When it comes to the art of stained glass, the most common places where stained glass is found are religious buildings, such as churches and monasteries. Different lights can create different atmospheres, and when the sun hits the glass, the effect is dazzling. The colorful light emitted from the building at night is even more eye-catching.
In addition to religious buildings, museums, private houses, restaurants, bars, and even lighting and mirrors are now beginning to install imitation stained glass. Many of them only have colors and no patterns, and more of them hope to create a medieval atmosphere in modern times through stained glass, or to appreciate stained glass as a work of art. This weekend, we have selected some architectural and industrial design works that use stained glass elements well.
The new project by London-based design studio Surman Weston is the transformation of a Victorian church in Islington, London, into a co-working space, part of which is Surman Weston's own office.

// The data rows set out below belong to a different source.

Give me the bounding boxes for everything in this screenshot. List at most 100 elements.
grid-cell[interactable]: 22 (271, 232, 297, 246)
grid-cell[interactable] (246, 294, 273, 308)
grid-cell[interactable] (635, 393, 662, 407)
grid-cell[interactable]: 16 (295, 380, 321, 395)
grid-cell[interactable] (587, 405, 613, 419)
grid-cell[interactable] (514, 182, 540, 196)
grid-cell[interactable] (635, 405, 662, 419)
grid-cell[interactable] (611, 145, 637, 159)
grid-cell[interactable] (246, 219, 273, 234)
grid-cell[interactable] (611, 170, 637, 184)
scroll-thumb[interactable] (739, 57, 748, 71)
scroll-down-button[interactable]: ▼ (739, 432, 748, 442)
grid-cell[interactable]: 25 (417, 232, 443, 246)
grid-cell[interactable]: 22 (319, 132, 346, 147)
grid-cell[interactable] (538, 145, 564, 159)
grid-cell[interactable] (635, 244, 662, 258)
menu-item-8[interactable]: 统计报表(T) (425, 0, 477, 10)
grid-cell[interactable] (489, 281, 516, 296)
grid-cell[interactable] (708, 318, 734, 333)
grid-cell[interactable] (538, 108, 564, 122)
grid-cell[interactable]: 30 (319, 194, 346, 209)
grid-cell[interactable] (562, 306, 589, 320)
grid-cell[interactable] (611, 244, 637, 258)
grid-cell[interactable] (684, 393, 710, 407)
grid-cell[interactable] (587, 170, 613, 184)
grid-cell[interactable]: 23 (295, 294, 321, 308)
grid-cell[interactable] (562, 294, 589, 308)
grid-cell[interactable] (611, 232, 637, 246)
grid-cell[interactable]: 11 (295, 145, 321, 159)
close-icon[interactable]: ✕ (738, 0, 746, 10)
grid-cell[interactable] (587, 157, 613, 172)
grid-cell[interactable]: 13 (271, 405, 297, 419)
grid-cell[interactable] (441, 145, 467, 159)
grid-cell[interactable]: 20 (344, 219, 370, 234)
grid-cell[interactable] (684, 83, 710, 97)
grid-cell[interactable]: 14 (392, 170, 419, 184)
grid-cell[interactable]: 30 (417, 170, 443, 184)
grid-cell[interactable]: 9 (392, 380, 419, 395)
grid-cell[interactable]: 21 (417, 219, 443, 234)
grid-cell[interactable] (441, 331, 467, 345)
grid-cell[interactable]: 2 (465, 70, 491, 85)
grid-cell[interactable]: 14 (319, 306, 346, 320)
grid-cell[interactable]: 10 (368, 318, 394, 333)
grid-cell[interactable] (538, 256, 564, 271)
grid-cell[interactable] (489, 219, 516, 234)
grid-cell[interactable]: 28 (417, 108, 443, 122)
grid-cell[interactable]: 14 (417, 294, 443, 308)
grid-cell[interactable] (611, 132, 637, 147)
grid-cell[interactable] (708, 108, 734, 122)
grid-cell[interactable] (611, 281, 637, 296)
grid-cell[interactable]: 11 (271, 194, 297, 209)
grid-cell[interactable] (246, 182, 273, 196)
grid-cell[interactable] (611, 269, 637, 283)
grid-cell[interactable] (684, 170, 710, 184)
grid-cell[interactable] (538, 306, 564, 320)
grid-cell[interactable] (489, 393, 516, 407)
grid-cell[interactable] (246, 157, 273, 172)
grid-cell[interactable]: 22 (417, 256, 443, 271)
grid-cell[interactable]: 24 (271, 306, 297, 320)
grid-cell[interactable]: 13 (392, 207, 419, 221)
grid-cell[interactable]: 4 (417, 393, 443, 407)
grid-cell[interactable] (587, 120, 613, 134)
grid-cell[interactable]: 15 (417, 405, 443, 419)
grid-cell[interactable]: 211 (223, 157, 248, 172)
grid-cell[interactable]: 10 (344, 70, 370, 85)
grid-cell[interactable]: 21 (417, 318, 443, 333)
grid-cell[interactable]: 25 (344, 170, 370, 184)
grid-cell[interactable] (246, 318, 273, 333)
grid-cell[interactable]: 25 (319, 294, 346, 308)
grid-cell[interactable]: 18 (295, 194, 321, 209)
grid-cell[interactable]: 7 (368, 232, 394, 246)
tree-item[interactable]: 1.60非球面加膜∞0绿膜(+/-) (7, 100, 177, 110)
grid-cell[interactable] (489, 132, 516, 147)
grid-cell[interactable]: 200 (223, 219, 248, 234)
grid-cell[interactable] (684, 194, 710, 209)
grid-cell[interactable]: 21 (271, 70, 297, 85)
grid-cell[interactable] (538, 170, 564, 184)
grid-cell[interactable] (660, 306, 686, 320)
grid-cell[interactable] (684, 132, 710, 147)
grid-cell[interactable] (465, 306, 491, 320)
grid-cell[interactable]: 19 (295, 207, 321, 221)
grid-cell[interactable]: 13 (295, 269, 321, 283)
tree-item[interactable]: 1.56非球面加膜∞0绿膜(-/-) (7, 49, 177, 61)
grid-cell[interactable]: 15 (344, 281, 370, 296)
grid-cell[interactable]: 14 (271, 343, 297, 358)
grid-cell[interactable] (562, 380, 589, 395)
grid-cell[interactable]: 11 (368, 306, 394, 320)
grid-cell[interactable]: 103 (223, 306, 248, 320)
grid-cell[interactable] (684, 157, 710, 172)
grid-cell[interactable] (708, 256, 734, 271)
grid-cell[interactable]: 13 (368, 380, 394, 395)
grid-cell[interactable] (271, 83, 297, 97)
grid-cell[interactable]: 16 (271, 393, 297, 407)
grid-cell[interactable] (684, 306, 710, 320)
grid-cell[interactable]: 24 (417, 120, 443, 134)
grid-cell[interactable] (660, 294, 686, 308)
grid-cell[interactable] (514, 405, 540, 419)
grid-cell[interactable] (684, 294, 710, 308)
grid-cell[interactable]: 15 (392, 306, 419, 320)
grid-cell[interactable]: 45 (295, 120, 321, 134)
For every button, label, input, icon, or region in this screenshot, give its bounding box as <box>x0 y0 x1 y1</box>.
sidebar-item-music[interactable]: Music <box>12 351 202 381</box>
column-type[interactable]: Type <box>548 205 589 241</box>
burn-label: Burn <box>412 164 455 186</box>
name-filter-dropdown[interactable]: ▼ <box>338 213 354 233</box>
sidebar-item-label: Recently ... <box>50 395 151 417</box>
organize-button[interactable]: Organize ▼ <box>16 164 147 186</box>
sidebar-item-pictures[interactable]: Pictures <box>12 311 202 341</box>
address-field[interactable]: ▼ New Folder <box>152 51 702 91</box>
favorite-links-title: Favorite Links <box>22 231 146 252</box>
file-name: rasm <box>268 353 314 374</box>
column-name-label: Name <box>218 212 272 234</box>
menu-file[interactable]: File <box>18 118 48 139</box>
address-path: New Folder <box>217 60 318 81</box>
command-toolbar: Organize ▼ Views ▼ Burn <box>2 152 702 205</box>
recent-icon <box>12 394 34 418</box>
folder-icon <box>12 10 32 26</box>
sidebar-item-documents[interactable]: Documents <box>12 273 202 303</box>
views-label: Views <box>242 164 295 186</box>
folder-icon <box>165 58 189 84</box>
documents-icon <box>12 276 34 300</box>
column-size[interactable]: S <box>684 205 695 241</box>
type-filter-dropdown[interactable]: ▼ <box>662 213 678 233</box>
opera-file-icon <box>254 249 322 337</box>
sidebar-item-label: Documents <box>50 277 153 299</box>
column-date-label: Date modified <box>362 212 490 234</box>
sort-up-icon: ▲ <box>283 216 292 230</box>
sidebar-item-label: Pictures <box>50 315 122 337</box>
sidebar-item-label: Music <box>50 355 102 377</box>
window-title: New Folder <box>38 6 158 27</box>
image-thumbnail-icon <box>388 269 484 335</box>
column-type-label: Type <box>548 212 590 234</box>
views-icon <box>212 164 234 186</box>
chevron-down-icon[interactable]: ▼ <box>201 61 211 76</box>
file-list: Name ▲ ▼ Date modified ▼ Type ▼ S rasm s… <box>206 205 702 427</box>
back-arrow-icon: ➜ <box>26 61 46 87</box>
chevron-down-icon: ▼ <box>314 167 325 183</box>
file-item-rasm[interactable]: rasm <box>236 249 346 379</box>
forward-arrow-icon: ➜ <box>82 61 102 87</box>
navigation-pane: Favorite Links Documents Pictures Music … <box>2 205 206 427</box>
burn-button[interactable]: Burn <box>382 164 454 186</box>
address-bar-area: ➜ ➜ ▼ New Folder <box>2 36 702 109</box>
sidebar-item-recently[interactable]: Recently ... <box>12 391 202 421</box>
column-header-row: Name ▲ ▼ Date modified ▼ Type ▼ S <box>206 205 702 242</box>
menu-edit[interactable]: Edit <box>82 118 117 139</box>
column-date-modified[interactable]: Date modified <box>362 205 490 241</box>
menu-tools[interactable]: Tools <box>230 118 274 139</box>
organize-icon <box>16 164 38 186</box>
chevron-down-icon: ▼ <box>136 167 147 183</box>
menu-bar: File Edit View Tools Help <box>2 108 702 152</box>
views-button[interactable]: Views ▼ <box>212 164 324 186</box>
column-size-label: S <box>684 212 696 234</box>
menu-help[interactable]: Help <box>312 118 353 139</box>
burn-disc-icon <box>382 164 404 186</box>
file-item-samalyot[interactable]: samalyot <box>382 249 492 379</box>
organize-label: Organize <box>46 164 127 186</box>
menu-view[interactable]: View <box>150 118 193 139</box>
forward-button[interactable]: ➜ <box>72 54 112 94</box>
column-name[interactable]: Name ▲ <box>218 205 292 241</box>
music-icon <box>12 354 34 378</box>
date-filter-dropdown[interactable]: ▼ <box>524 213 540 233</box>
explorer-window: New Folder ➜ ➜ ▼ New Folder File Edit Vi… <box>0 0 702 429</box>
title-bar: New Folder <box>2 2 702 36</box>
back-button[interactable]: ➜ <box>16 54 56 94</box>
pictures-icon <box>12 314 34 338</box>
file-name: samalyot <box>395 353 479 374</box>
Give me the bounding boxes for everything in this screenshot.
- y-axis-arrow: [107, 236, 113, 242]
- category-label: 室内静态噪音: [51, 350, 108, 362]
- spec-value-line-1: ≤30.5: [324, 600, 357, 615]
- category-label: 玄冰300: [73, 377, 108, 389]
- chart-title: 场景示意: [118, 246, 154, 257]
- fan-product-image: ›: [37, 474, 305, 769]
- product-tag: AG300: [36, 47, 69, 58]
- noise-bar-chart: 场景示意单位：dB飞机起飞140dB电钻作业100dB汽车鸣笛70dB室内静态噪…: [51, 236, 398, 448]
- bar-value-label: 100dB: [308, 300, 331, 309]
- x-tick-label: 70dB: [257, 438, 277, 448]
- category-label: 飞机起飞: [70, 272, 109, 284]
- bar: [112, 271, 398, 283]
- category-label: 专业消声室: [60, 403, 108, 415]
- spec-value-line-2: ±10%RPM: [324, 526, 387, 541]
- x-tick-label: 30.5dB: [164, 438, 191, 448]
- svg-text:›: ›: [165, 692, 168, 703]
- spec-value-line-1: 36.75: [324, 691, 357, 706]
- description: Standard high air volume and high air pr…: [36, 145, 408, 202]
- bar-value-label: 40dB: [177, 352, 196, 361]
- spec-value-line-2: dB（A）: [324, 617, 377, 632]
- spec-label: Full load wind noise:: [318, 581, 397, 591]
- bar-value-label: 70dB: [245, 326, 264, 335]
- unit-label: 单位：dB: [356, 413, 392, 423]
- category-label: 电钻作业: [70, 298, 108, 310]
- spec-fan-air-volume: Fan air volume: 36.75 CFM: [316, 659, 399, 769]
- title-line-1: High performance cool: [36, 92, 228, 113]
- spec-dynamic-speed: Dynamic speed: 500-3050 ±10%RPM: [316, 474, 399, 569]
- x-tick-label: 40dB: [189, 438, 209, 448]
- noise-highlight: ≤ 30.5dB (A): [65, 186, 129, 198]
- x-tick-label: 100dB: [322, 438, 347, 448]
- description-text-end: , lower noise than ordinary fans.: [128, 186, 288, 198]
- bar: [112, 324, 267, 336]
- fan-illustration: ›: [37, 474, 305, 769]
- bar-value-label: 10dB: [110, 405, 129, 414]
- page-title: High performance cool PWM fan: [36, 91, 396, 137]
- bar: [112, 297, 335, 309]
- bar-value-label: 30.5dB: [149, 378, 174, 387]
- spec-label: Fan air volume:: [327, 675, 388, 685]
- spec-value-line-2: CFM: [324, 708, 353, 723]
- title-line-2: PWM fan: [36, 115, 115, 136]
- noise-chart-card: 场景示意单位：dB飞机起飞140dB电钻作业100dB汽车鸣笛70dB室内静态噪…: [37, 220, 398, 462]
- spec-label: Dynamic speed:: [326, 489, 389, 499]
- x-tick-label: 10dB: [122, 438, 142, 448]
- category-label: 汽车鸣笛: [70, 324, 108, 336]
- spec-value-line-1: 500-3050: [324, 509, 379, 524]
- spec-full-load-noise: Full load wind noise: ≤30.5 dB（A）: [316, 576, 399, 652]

The striking elements of the entire space are the space partitions and glass panes decorated with stained glass. A partition of diamond-like glass in dark green, blue, orange and red, inserted between the gabled roof measures, and on one side of the stair space, expresses the geometry of the existing wooden trusses on the one hand, and the stained glass at the same time. The panes also allude to the site's past as a church.
A work by the late American artist Ellsworth Kelly and an architectural work Austin have been opened at the Blanton Art Museum at the University of Texas. Ellsworth Kelly conceived the piece decades ago, but didn't start planning until a few years before his death in 2015.
It's a simple double-barrel dome with a Romanesque and Cistercian feel to it. The stained glass windows are the finishing touch of the whole building. The panes at the entrance are designed in a grid shape, with 9 neatly arranged square panes on one side, and a structure of light scattered outward like clouds and sunrises on the other. On one side are twisted square panes, and the walls are modeled after the crucifixion, composed of 14 marble panels in different variations of black and white tones.